2021-03-16 00:00:00 | 講義の余白から

 『翻訳語成立事情』の「近代」の章は、「二 翻訳語分析の方法」という短い節のみ授業中に読む。同章の残りは、今月のレポートの課題テキストとした。「近代日本における、特にアジア太平洋戦争期における、「近代」という語の当時の日本の知識人たちによる用法の特異性とそこに見られる問題点は何か」という問いが課題である。この問いそのものは3月1日に学生たちには告知してあり、レポートの締め切りは今月末である。つまり、一ヶ月時間をあげるから、ゆっくり考えてみなさいという親心である。といっても、学生たちの多くは締め切り間近になって課題に取り組むに過ぎないのであるが、授業中、折に触れて、課題のヒントになるような話題に言及するようにはしているから、本人たちにそのつもりはなくても、徐々に課題についての思考が深まるようには配慮している(というか、期待している)。
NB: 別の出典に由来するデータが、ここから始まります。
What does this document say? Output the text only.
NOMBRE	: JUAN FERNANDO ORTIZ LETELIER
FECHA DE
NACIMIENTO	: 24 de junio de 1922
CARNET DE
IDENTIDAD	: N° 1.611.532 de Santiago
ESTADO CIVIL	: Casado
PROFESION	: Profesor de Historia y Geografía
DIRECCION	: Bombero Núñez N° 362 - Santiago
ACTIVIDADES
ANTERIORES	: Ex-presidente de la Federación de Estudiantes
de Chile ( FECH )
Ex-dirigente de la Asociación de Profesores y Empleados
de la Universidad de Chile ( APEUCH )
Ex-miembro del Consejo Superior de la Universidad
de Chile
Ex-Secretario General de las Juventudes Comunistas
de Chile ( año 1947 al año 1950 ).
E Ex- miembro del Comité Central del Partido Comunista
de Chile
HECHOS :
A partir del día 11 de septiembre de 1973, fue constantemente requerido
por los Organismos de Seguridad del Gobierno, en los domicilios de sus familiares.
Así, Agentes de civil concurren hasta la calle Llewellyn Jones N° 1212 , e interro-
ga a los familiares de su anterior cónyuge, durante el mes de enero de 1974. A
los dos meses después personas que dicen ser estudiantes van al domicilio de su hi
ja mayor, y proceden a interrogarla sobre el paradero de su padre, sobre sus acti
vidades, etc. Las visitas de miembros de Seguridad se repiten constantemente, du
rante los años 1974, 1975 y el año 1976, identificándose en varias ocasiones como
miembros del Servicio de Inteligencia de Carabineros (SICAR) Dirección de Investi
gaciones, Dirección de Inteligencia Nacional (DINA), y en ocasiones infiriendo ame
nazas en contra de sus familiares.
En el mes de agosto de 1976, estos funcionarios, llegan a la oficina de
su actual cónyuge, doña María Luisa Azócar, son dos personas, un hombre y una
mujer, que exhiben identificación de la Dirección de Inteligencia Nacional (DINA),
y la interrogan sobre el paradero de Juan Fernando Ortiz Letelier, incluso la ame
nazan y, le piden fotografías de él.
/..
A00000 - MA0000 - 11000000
 参考文献として挙げたのは、Pierre-François Souyri, Moderne sans être occidental, Gallimard, 2016 ; Jacques Le Goff, Histoire et mémoire, Gallimard, col. « Folio Histoire », 1988 ; Jacques Le Rider, Modernité viennoise et crises de l’identité, PUF, 2000.
 近代日本における「近代」の特異性を当時の史料に基づきながら歴史的文脈に即して考察しつつ、その問題を「近代性」「欧米とアジア」というより一般的なパースペクティヴの中に位置づけ相対化し、多角的・多元的に分析する。いわば「歩行」と「鳥瞰」との往復運動を絶えず繰返し、知的柔軟性を鍛え、一定の視点に固着してしまわないように自分を訓練すること、それが課題の目的である。